Here is a machine which seems to violate the second law of thermodynamics:
- $A$ and $B$ are point black bodies of the same temperature (initially).
- everything is rotationally symmetric around the axis $AB$
- $e$ and $f$ are ellipsoids with foci $A$ and $B$, made of a reflective material
- $CD$ and $EF$ are sections of a reflective annulus
- there is no air
The stable state of the machine is $A$ having higher temperature than $B$ because
- The heat radiated by $B$ is all absorbed by $A$ (via paths $B\rightarrow K\rightarrow A$ and $B\rightarrow J\rightarrow A$).
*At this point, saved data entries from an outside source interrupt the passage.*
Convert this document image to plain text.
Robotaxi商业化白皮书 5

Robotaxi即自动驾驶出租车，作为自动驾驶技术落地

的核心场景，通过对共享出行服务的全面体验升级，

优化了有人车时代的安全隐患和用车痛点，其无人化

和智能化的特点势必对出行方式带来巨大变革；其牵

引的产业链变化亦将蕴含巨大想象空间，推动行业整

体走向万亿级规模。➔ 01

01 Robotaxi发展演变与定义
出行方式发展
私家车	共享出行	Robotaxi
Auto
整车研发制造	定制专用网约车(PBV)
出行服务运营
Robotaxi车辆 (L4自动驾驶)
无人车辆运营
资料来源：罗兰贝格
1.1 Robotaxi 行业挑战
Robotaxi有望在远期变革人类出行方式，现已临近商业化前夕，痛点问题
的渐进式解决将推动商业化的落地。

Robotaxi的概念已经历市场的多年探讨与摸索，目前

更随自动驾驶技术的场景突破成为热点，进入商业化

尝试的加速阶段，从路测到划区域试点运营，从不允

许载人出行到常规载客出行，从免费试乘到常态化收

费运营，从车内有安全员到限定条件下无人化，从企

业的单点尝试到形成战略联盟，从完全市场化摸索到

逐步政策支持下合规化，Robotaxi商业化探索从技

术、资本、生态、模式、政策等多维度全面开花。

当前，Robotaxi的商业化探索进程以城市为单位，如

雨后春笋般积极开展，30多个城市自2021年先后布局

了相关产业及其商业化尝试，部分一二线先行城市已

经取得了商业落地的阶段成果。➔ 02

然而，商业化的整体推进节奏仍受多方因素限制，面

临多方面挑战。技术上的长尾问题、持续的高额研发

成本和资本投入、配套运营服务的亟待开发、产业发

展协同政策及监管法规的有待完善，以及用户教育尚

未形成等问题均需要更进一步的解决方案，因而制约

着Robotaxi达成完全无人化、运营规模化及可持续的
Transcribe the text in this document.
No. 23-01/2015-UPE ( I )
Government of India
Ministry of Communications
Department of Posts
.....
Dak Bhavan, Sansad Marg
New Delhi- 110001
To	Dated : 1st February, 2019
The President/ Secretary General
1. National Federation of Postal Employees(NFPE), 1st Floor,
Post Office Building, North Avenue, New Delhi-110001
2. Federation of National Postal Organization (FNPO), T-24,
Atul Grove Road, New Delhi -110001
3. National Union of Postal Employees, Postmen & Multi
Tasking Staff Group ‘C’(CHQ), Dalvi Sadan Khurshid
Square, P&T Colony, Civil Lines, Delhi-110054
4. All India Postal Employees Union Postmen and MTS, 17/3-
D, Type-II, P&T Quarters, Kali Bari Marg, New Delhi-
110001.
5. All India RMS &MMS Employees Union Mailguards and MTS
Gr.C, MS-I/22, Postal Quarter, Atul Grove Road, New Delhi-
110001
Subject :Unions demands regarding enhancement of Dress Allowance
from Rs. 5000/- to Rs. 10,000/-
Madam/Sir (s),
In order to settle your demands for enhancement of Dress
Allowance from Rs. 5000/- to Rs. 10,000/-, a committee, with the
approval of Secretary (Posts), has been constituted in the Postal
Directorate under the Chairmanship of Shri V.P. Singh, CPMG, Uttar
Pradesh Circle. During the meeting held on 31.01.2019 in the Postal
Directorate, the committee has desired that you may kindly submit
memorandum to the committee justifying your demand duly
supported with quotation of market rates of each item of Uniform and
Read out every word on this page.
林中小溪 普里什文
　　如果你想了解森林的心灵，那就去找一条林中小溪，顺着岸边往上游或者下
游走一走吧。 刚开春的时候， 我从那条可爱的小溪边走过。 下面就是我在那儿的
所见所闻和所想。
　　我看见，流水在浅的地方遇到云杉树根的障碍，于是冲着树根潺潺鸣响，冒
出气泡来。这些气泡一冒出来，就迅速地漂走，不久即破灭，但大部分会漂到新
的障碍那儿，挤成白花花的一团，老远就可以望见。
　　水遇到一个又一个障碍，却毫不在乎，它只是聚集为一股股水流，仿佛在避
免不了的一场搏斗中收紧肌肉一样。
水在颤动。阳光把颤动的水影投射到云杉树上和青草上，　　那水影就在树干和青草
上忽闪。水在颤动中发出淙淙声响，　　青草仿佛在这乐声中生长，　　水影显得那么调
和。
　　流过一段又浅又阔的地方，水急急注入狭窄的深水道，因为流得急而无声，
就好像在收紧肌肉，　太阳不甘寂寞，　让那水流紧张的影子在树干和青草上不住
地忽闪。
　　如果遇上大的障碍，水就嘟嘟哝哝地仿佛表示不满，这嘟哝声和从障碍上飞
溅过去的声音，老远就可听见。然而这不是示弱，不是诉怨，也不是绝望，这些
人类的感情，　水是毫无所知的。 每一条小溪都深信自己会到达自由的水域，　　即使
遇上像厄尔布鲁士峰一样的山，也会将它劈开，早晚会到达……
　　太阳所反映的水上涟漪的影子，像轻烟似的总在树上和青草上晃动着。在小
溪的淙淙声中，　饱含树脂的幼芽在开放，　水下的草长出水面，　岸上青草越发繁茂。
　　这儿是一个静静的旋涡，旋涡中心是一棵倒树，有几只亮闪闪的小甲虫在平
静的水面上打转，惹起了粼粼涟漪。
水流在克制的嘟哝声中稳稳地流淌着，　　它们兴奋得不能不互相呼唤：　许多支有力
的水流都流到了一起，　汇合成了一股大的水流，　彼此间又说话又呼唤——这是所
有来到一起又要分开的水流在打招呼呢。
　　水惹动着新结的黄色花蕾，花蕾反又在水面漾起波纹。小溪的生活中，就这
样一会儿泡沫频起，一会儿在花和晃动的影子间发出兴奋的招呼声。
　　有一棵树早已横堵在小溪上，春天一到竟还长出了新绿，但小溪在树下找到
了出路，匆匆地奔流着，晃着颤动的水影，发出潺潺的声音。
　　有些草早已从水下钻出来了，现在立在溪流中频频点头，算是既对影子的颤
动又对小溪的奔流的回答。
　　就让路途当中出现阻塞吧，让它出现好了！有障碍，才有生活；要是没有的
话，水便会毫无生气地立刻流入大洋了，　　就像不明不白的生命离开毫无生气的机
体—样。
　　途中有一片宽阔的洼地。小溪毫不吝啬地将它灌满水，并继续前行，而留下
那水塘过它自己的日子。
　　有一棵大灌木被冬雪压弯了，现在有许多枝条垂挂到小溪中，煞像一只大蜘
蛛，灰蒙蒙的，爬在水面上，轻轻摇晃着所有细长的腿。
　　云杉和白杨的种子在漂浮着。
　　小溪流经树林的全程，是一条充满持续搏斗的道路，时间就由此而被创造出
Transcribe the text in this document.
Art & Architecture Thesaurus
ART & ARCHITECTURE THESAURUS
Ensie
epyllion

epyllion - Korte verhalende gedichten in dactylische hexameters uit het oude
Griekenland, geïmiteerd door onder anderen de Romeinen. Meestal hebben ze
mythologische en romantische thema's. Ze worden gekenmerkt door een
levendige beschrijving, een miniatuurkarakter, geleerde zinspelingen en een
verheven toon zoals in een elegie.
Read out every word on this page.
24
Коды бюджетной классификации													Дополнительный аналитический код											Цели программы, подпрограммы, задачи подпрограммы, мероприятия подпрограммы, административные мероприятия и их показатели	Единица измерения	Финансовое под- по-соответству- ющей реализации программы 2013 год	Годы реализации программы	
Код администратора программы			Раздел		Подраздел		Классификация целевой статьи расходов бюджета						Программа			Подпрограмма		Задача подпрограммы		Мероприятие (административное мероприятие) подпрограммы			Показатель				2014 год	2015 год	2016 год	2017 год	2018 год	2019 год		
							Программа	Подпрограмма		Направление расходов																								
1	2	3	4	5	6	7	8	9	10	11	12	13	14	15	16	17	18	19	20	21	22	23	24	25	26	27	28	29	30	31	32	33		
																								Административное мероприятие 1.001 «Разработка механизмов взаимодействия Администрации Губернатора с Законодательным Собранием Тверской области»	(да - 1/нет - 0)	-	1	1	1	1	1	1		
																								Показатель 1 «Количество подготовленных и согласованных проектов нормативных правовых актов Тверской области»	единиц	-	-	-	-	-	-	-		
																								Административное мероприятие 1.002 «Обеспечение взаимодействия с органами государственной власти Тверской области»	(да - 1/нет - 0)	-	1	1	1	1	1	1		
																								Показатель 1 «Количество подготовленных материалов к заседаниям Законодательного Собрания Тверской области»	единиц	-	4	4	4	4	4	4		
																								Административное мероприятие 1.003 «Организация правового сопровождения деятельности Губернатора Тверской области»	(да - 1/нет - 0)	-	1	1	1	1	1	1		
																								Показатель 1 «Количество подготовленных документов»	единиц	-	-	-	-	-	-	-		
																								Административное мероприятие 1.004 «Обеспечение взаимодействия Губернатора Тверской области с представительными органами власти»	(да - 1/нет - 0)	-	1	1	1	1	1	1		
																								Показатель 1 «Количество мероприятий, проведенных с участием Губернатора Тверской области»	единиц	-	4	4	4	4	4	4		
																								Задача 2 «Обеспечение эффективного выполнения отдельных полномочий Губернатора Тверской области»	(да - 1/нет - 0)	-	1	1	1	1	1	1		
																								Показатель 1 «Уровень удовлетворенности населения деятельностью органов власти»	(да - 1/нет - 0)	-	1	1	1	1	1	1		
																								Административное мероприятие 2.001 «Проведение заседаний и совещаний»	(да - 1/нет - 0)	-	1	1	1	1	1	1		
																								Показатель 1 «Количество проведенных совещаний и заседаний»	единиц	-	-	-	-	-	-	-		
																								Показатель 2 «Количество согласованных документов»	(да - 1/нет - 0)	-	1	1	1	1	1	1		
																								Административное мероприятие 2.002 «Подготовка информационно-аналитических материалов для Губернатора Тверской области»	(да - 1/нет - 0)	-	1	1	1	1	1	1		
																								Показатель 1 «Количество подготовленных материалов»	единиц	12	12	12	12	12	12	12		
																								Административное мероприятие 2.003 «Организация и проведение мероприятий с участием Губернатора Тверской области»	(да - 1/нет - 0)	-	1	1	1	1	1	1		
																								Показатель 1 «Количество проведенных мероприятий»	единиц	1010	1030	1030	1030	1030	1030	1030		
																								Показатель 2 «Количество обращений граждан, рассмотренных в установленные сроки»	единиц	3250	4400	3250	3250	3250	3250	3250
- The heat radiated by $A$ is either absorbed by $B$ (via paths $A\rightarrow K\rightarrow B$ and $A\rightarrow J\rightarrow B$) OR by $A$ (via paths $A\rightarrow G\rightarrow I\rightarrow A$)
This seems to violate the 2nd law.
So, where is the hole here?
PS. While point bodies and perfect mirrors do not exits, note that we have quite a lot of margin here: a huge left ellipsoid and a tiny right ellipsoid will lead to almost 50% of all radiation from $A$ reflecting back to $A$. So, "small" bodies and 90%-efficient mirrors should be fine.